Sylvia Nasar, Grand Pursuit: The Story of Economic Genius. Simon & Schuster, 2011.

I’ve been carrying around my copy of Grand Pursuit for a couple of months — it’s been my “airplane book” as I’ve traveled to give book talks. It has been perfect for this because each chapter tells a clear story and it is easy to pick up, set down, and return to once again. And now I’ve finally found time to finish it.

A Puzzle with One Piece Missing

Or almost finish it, because mine is an “advanced reader’s edition” — basically the uncorrected page proofs — sent out to reviewers ahead of the official release.  It isn’t necessarily the final edition — the author can still change a thing or two before the final book goes to press

Or, as in this case, the author can actually finish the book after the review copies have been put in the mail. The last six pages of my edition, marked “epilogue,” are left intentionally blank to accommodate a last minute addition that I imagine ties the book’s themes tightly to current events, setting the hook as a fisherman might say

I guess I could go to the library and read these last few pages — it wouldn’t take much time — but since I’ve read the rest of the book I ought to be able to guess what Nasar says in the end.

A Book About the 90 Percent

Nasar starts and ends Grand Pursuit with a reference to the economic plight of the 90 percent — stated initially in a quote from Edmund Burke regarding the misery of the “nine Parts in ten of the whole Race of Mankind.”  The final page of my edition returns to the “nine parts” theme with a comment made in reference to Amartya Sen’s work on poverty. I take this as a sign that the book is meant to address the “grand pursuit” to eliminate want and achieve prosperity for the majority of the world’s population.

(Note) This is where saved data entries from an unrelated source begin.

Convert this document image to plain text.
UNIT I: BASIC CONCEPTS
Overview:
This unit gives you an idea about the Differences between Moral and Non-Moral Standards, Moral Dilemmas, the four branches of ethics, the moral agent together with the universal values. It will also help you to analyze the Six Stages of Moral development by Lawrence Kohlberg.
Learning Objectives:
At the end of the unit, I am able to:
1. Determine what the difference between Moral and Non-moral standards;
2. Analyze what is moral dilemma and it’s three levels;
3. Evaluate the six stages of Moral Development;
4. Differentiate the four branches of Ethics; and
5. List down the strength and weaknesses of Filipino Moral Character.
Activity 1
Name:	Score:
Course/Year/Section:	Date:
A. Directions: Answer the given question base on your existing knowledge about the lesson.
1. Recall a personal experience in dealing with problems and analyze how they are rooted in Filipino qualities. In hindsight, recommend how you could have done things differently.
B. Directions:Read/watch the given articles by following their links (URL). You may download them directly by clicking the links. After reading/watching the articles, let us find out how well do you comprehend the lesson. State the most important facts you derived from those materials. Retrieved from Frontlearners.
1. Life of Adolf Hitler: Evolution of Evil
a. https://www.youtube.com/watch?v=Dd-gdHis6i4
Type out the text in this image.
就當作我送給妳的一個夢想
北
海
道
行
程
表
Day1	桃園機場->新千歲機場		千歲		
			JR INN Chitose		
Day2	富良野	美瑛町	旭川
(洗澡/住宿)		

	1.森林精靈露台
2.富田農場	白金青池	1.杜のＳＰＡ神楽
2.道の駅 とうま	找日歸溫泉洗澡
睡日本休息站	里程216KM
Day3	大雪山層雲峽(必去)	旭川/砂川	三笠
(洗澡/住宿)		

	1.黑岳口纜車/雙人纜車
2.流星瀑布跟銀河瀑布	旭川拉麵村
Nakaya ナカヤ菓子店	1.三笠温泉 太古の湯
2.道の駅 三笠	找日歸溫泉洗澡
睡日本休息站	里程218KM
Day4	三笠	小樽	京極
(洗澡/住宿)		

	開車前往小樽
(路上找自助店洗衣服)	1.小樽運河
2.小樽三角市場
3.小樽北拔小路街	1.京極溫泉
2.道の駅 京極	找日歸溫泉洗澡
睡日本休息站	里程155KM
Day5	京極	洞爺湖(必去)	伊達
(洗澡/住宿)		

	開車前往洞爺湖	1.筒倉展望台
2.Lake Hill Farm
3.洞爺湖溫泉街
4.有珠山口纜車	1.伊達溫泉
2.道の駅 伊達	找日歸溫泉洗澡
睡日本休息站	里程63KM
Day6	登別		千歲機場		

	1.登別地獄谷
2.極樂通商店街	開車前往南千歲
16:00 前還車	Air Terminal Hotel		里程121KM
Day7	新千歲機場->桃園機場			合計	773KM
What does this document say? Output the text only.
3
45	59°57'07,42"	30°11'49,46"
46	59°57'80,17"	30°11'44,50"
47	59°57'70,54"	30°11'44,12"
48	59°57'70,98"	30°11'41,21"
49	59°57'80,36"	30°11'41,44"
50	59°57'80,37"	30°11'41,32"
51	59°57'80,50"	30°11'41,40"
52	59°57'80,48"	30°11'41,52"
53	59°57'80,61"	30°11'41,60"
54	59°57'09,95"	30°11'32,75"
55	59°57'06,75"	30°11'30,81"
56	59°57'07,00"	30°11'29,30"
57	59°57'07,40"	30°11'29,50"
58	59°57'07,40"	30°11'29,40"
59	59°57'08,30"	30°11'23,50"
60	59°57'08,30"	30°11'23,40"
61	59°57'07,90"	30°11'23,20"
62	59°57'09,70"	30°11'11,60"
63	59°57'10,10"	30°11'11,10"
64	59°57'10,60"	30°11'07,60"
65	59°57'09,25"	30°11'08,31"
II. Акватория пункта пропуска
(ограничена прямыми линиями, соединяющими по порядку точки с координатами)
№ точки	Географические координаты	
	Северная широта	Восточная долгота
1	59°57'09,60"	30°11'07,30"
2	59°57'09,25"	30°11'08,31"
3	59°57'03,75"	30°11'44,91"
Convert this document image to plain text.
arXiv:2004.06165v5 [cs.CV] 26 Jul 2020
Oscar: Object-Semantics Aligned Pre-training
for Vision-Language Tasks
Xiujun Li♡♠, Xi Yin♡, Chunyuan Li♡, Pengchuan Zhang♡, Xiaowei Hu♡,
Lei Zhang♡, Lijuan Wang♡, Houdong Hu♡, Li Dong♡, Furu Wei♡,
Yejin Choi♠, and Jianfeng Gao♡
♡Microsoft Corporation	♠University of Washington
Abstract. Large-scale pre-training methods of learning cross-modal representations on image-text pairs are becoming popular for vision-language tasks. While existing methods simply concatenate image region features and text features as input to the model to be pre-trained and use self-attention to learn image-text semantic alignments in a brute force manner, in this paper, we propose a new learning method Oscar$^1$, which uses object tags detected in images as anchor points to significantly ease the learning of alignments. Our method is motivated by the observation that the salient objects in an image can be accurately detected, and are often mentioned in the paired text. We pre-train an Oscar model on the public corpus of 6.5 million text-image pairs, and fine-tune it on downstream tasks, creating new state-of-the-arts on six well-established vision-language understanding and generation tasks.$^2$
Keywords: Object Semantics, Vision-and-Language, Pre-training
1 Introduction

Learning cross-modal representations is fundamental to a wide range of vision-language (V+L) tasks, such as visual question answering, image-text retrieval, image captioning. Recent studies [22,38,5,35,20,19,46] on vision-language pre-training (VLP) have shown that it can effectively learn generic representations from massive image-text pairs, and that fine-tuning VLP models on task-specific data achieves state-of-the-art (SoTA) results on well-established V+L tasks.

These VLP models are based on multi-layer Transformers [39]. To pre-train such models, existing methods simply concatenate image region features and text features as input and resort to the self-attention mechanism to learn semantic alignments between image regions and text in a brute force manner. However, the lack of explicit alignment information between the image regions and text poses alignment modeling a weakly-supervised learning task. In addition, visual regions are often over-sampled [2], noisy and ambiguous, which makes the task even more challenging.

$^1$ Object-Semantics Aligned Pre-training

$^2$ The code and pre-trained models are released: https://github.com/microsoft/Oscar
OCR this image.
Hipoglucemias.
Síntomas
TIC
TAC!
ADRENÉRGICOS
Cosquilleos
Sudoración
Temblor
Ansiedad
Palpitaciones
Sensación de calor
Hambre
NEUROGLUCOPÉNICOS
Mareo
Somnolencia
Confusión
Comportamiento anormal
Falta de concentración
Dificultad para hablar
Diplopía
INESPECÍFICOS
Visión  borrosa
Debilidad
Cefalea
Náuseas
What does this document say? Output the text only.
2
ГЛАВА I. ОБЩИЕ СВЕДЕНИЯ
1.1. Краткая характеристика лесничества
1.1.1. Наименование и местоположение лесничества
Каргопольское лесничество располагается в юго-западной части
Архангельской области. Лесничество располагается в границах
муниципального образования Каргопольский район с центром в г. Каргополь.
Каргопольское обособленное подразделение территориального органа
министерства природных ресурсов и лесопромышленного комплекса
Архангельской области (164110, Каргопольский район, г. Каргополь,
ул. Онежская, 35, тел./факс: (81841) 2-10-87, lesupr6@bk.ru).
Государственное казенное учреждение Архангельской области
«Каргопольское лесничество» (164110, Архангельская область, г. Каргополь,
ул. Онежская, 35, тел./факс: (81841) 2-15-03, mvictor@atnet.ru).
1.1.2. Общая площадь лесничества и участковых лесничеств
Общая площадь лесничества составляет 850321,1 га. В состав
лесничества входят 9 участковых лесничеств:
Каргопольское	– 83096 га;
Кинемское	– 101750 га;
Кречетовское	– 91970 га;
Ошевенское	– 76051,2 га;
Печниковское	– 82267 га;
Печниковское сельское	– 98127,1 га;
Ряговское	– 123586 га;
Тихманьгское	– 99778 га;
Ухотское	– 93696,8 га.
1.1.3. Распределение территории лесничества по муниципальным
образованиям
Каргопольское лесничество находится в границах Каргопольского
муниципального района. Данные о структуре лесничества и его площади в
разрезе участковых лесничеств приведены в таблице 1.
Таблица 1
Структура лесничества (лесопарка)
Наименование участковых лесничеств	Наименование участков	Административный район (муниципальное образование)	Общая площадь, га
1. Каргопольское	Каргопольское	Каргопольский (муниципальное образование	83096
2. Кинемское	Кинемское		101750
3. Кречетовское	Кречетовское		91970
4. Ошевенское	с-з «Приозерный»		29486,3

This theme is either advanced or interrupted, depending upon your point of view, by Nasar’s decision to tell it through the lives of “economic genius” in the persons of Marx and Engels, Alfred Marshall, Beatrice Web, Keynes, Schumpeter and Hayek, Irving Fisher, Milton Friedman, Paul Samuelson, Joan Robinson and the already mentioned Sen. None of these “lives of the saints” (and the sinners) is comprehensive, but how could they be? Skidelsky’s three volume biography of Keynes runs well over two thousand pages. It is impossible to do complete justice to all the people and events found here in only about 500 pages. So compromises must be made.

Striking a Balance

Nasar’s extended biographical sketches actually pass my test for decent popular work. In the cases where I already knew a lot (Keynes, for example) I found the text somewhat superficial and I wanted more. But I think I learned a lot about the people with whom I was less familiar.

That suggests that Nasar has struck a good compromise between depth and breadth (although it doesn’t guarantee that she is always even handed or picks the events and ideas that I would have highlighted).

But this really isn’t the story of the economic geniuses or even their genius (which would be a history of economic theory, which this book clearly is not). Rather, and against the odds, it really is a history of the “grand pursuit” of broadly shared economic prosperity — the welfare of the 90 percent.

Unfinished Business

And, of course, it is an unfinished pursuit. The Occupy Wall Streeters may not have everything right, but they do have this. Much has been accomplished, I truly believe this, but it has come against the background of false starts, false gods, false optimism and false pride. (After all, the geniuses are only human.)

As Nasar proclaims on the first page, the idea that “humanity could turn tables on economic necessity — mastering rather than being enslaved by material circumstances” is audacious when set in historical context. The pursuit of this goal is grand, indeed.